There are many thoughts, feelings and behaviours which lessons which allows me to better myself as a future IHP.When entering the community of Khayelitsha, I thought that I would be at risk of being exposed to crime. I felt unsafe and I behaved in an enclosed manner. When we arrived, I was taken aback because it looked like a community which was well-off. We had been taken to Ilitha Park which was better developed than the other parts of Khayelitsha. After much reflection and deep-thinking, I have learnt not to judge a community nor its people on what I have heard about them because I have been told distasteful things about Khayelitsha. This indicates growth in the reflective dimension of IHP. Reflection is a vital aspect of being an IHP. Furthermore, I have been immensely educated on disability. I have no previous experience with people with disabilities and I had never been informed on the issues that they face. I thought that they were all living normal lives and continued to be involved in mundane activities. I was infuriated to find out that people with disabilities, especially those in Khayelitsha, were being isolated from the rest of the community because of stigma and discrimination. I am now aware of the challenges faced by this vulnerable group.

One of the challenges is the absence of wheelchair ramps at clinic, taxi ranks and police stations. I was disturbed to find that there were programmes for those with disabilities, but they were often not informed on the opportunity. Due to this knowledge, I feel capable of vacillating positive change for their benefit. I have learnt that as an IHP I need to advocate for people with disabilities by ensuring that they have programmes which allow them to better themselves and their lifestyle. I believe that this has led to growth in the knowledge dimension of IHP because I now know so much about the experiences of people with disabilities. People in the community of Khayelitsha had varying things to say about their experience of healthcare. A young man said that if he needed healthcare he would use his medical aid scheme and attend a private hospital. Therefore, his experiences of health care were not negative. I felt enlightened to know that he was able to make use of medical aid. An elderly woman said that her experience was negative because she is ill but had to take a taxi to Mitchell’s Plain if she needed healthcare because she receives better service there. I was astonished to see the effort she goes through to receive healthcare and it showed that she is committed to her wellbeing. After hearing that I felt eager to help her to maintain her good health solely because of the effort she makes. After I had reflected, I have learnt that I should be eager to help those who try and those who do not. They deserve equal care and attention and I should not be put off if someone seemed uninterested in their health and wellbeing. This indicates growth in the reflective dimension of IHP. As stated before poverty and disability are interrelated, and it is important for me to understand this as a future IHP. This is because I have a vital role to play within the cycle between poverty and disability. The cycle showed that impairments lead to discrimination and ultimately exclusion from basic health care. With this knowledge, I need to act by either preventing the discrimination or by ensuring that people with disabilities receive healthcare. If I do not intervene, the people with disabilities will continue to be ill which will impact their employability, leading to further poverty and exclusion.

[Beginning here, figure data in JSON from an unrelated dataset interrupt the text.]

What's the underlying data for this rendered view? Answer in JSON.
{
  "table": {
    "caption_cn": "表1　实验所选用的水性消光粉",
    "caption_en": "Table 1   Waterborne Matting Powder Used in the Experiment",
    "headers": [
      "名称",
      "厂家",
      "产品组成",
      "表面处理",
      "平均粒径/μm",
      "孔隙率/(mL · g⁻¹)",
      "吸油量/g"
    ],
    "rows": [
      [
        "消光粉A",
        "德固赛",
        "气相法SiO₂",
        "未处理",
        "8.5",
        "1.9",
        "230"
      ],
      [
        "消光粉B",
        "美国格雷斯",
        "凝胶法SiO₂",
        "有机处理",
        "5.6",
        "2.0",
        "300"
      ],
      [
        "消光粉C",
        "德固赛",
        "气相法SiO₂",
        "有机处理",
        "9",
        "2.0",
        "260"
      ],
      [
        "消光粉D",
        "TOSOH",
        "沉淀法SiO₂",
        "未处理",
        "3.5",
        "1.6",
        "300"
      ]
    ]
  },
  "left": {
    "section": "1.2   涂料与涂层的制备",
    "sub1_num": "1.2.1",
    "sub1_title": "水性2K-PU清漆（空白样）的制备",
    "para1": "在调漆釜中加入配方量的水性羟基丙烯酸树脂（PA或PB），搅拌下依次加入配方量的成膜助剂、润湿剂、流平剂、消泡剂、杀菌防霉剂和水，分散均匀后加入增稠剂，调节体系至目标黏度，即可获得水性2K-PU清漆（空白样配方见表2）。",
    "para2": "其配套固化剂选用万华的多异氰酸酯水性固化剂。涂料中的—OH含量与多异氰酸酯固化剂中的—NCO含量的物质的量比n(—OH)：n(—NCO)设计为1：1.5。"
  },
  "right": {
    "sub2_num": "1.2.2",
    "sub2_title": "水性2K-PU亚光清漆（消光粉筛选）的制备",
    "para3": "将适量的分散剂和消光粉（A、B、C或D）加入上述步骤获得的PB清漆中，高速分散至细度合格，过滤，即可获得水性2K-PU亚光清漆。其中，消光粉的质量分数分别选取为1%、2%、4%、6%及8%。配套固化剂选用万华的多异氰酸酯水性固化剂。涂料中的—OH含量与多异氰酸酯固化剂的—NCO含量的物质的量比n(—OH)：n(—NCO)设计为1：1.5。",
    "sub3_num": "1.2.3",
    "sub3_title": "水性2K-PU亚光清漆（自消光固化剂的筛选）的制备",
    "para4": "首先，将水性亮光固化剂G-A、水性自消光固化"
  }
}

To conclude, this essay aimed to illustrate the relationship between poverty and disability, with the use of the biopsychosocial model and examples from my visit to Khayelitsha. My thoughts, feelings and behaviours has led to many lessons which will benefit me an as IHP. The relationship between poverty and disability is important to understand because they are standard in the South African context. This allows us to determine were the expertise of healthcare practitioners should be to acquire an equitable society. I would like to recommend that we, current and future healthcare professionals, should continue to understand the dynamic relationship poverty and disability, for us to provide healthcare which is relevant to South Africa.